Below is a description of Steven’s ongoing research projects. The first (I) is his Ph.D dissertation on recent changes and variations in South Korean national identity. The second (II) describes an individual and collaborative project with colleagues from the Sino-NK community on contemporary Korean ethnic and national identity. The third (III) regards his work with the Innovation Policy Lab at the University of Toronto on the digital economy and ICT innovation in Canada.
I. Becoming South Korean: What the Resocialization of North Korean Migrants in South Korea Tells Us About Contemporary South Korean National Identity
South Korea has long promoted a sense of ethnic and cultural homogeneity, but the macro economic and political changes and a substantial increase in the numbers of immigrants, both non-ethnic Koreans and ethnic Koreans from abroad, have altered the cultural and demographic makeup of the country and precipitated a new discourse on Korean nationhood and belonging. Research efforts aimed at investigating the consequences and implications of these changes have produced vital research contributions, but too little is known about what these newcomers think, and what their re-socialization experiences can tell us about contemporary national identity in South Korea.
Using newly collected survey data from 350+ North Korean migrants resettled in South Korea, this research examines the salience of ethnocultural components to ethnic Korean migrants’ national identity and their attitudes towards other migrants. Accordingly, this research asks: Do the national identities of Korean migrants change upon resettlement? How much does prior experience matter? Do migrants learn from their new environment, or do they resist change? This research considers the implications of the research findings for our understanding of contemporary South Korean national identity, especially the boundaries between various social groups in society, barriers to social integration, and the future of the broader national community in the Republic of Korea.
Forthcoming, Winter 2018.
II. Reproducing Contested Identities and Social Structures on the Korean Peninsula
Reproducing Contested Identities and Social Structures on the Korean Peninsula is an in-depth investigation into Korean nationalisms and mechanisms of national identity construction among resettled North Korean defectors (living in South Korea), South Koreans, and ethnic Koreans living in China. It incorporates survey- and interview-based research and facilitates the creation of a database of responses on the formation of national identity within the groups identified. The database will be used for collaborative and individual research outputs.
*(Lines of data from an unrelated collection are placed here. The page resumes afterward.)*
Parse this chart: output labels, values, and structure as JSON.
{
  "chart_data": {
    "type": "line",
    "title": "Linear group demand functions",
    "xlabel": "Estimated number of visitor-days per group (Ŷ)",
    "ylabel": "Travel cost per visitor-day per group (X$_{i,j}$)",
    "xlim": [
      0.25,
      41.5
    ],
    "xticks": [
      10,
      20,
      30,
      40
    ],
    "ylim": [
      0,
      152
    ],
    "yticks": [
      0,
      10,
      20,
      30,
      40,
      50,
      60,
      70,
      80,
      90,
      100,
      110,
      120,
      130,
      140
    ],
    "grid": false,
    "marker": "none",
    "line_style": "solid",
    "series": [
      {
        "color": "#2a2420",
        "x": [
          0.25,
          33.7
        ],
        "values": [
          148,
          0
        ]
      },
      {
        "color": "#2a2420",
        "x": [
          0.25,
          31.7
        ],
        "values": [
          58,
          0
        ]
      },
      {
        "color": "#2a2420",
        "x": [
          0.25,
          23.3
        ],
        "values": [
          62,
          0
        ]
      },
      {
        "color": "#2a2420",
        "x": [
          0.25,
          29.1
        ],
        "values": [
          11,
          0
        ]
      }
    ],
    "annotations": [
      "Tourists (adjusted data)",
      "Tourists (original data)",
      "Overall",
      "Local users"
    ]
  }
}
Selection of preliminary findings and early publications:
2014. “How Authoritarian Regimes Maintain Domain Consensus: North Korea’s Information Strategies in the Kim Jong-un Era,” with Adam Cathcart and Christopher Green, Review of Korean Studies, Vol. 17, No. 2: 145-178.
2014. “South Korea and a New Nationalism in an Era of Strength and Prosperity,” with Karl Friedhoff, Stanford Journal of East Asian Studies, Vol. 14, no. 1, pp. 121-129.
2016. “Kim Jong-un and the Practice of Songun Politics,” with Christopher Green and Adam Cathcart, Change and Continuity in North Korean Politics, Adam Cathcart et al. (eds.) (Routledge, 2016).
2016. “The Whisper in the Ear: Re-defector Press Conference as Information Management Tool,” in On Korea: Volume 8 (Korean Economic Institute, 2016).
SPECIAL REPORTS AND ESSAYS
2016. “From hero to zero: North Korea’s failure in Yanbian,” with Christopher Green, NK News Pro, June 14.
2015. “The Whisper in the Ear: Re-defector Press Conference as Information Management Tool,” with Christopher Green and Brian Gleason, Korean Economic Institute, March 12.
2013. South Korea and a New Nationalism in an Era of Strength and Prosperity,”with Karl Friedhoff, CSIS PacNet #75, October 7.
III. Creating Digital Opportunity
The Innovation Policy Lab, in association with lead partner, the Canadian International Council, have established a new research partnership to produce the knowledge required to move forward. The Research Partnership on the Digital Economy, including members from 16 universities and 12 partner organizations, are working together with the goal of situating Canada’s digital opportunity in a global context. This will encourage policymakers to strengthen Canada’s international competitiveness and contribute to a broader public debate throughout the country with regard to what kind of political economy the country wants to promote moving forward.
The current project that Steven is working on revolves around two primary research questions: What are Canada’s competitive strengths in global production networks and global innovation networks and what factors will ensure the future success of Canadian firms? And: What is the role of local conditions, including local educational and labour market institutions, in supporting the global competitiveness of digital firms in Canada? To date, more than 100 interviews with CEOs, CFOs, and CIOs have been conducted in the Greater Toronto Area. Data analysis and writing is currently in progress.
SELECTED RESEARCH FINDINGS:
2016. “Toronto’s ICT/Fintech Firms in Global Context,” presentation at CDO Partnership Meeting in Saskatoon, Saskatchewan, April 25-27.
2015. Current State of the Financial Technology Innovation Ecosystem in the Toronto Region, Innovation Policy Lab, University of Toronto.
2015. David Berman, “Toronto falling behind in fintech industry, report argues,” Globe and Mail, November 5.